Doubt cast on IFS pension report

13 Oct 05
A study saying that England's pensions crisis has been overstated makes the 'unrealistic' assumption that thousands of pensioners would sell their homes for retirement income, experts have claimed.

14 October 2005

A study saying that England's pensions crisis has been overstated makes the 'unrealistic' assumption that thousands of pensioners would sell their homes for retirement income, experts have claimed.

Scepticism surrounds a report on retirement resources by the Institute for Fiscal Studies, published on October 12, because it suggests that a crisis could be largely avoided if people aged between 50 and 65 realised 50% of the value of their homes.

Carl Emmerson, co-author of the IFS study, acknowledged to Public Finance that the think-tank made the 'ambitious' assumption that thousands of retirees would sell 'significant' levels of property to fund their retirement.

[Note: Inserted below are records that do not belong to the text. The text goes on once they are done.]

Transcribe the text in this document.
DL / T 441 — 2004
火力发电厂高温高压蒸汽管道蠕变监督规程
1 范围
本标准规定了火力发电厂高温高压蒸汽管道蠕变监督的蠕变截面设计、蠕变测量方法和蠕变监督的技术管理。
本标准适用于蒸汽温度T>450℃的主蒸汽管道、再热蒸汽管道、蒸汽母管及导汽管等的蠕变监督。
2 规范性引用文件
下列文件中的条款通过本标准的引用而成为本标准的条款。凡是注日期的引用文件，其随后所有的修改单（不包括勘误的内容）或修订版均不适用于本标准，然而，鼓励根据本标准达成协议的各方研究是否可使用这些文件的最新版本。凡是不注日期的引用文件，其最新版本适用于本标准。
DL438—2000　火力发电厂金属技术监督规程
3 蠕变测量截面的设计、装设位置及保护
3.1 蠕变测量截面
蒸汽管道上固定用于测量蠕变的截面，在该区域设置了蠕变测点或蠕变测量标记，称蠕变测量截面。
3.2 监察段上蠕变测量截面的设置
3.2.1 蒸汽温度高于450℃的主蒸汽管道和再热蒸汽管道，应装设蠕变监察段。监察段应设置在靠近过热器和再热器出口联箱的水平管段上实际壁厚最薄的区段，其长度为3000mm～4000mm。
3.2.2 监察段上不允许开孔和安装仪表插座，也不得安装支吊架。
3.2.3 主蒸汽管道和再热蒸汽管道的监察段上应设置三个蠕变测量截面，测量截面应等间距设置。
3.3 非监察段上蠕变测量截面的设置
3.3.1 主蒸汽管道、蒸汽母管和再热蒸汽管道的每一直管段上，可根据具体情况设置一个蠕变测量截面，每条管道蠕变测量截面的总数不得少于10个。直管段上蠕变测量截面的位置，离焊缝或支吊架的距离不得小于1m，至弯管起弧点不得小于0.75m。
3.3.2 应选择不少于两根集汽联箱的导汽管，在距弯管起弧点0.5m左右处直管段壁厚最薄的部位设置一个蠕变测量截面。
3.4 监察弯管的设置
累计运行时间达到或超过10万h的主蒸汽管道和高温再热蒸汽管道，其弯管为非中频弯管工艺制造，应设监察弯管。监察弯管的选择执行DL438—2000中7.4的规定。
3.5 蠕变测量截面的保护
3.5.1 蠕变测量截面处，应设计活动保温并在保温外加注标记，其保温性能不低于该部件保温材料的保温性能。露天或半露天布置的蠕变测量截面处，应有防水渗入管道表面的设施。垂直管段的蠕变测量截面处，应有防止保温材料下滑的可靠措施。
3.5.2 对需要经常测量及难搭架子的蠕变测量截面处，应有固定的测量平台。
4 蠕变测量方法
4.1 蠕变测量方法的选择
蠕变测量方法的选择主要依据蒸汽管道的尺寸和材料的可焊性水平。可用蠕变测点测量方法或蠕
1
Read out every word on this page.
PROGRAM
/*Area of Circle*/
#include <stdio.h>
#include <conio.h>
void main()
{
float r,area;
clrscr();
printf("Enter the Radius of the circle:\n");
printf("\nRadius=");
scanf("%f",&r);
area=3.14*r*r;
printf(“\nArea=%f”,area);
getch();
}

'We worked on the basis that the generation currently aged over 50 would realise 50% of their property value and we also calculated other forms of retirement income and wealth, such as investments and inheritances,' he said.

If you withdraw the calculation for property wealth realisation, Emmerson said, then the figures for those individuals deemed 'at risk' of having inadequate retirement resources rise closer to those of the [government's] Pensions Commission.

Property equity release schemes allow older people to turn some of the value of their homes into cash – a lump sum or regular extra income, for example. Age Concern has estimated that the UK market could be worth £5bn annually by 2010.

But Sonia Sodha, a research assistant at the Institute for Public Policy Research, said the IFS's assessment of their potential use was 'totally unrealistic'. 'Where is the incentive?' she asked. 'Equity release schemes often have discouragingly high fixed costs attached.'

The IFS presented its year-long study, The adequacy and distribution of retirement resources in England, as a reality check on pensions in advance of the final report by the Pensions Commission, which is due out in November.

Commission chair Adair Turner will recommend ways of preventing a retirement crisis amid claims that 11 million Britons are not saving enough.

The IFS study claims that 'the vast majority of the next generation of pensioners will have resources in excess of adequacy benchmarks typically used in the [current] policy debate.'

Just 9.8% (750,000 people) were at risk of inadequate incomes as defined by Turner's commission, the IFS claimed. Turner has estimated that between 38% and 43% are at risk.